An extreme wave of fear is engulfing the crypto market, as the Fear & Greed Index just hit a mark of 9 points - the lowest since July 2022, a dark time after the collapse of Terra/Luna.
The collapse of $BTC regarding the area $93,000 has triggered a liquidation of 565 million USD in 24 hours. But behind this panic, the on-chain data is telling a more complex story.
📜 Part 1 - Context: "Macro" Storm and Money Flow Out of ETFs
The drop did not happen randomly. It was triggered by a series of negative factors:
U.S. stocks dive: The crypto market sharply declines following the sell-off of major U.S. stock indices.
FED throws a cold splash of water: Expectations for the FED to cut interest rates in December have dropped from 60% to only 43%, reducing the appeal of risky assets.
ETF outflows: The Bitcoin Spot ETFs in the U.S. have recorded three consecutive weeks of outflows, with a total of 1.11 billion USD flowing out from November 10 to 14. BlackRock's IBIT fund leads with 532.41 million USD withdrawn.
🧠 Part 2 - In-Depth Analysis: The Battle Between "Short-Term Players" and "Long-Term Whales"
So who is selling the most?

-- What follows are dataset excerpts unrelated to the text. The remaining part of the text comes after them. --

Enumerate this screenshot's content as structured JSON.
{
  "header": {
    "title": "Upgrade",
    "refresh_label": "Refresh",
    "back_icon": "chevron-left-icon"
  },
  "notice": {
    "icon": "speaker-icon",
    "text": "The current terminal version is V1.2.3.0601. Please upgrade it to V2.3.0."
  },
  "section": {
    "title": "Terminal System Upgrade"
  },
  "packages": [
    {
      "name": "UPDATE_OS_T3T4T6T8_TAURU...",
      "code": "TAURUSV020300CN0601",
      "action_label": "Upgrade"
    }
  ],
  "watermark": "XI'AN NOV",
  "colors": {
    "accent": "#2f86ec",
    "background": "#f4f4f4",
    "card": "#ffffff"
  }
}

On-chain data from CryptoQuant has pointed out the main culprits.
"The main culprit" is the short-term holders.
Their Profit/Loss Ratio (SOPR) has repeatedly fallen below 1, indicating they are selling at a loss, creating a selling spiral.
Data also shows that coins under three months old account for a large portion of the selling volume.
What about long-term holders?
Although they have also increased selling since September, this pattern is consistent with ordinary mid-cycle profit-taking behavior, rather than a massive distribution like at cycle peaks.
Notably, the Realized Cap of Bitcoin continues to rise, indicating that new capital is still flowing into the market despite falling prices.
🏁 Conclusion:
The market is in a polarized state. The panic and sell-off mainly come from short-term traders using high leverage. Meanwhile, long-term investors remain relatively calm.
Technically, $BTC is retesting the important support zone of $94,000 - $95,000, which is also the opening price range for 2025. Successfully protecting this area will be key to preventing a deeper correction. History shows that after reaching extreme fear in mid-2022, the market needed several months to recover. This time, whether the scenario repeats will depend on the bulls' ability to defend this last fortress.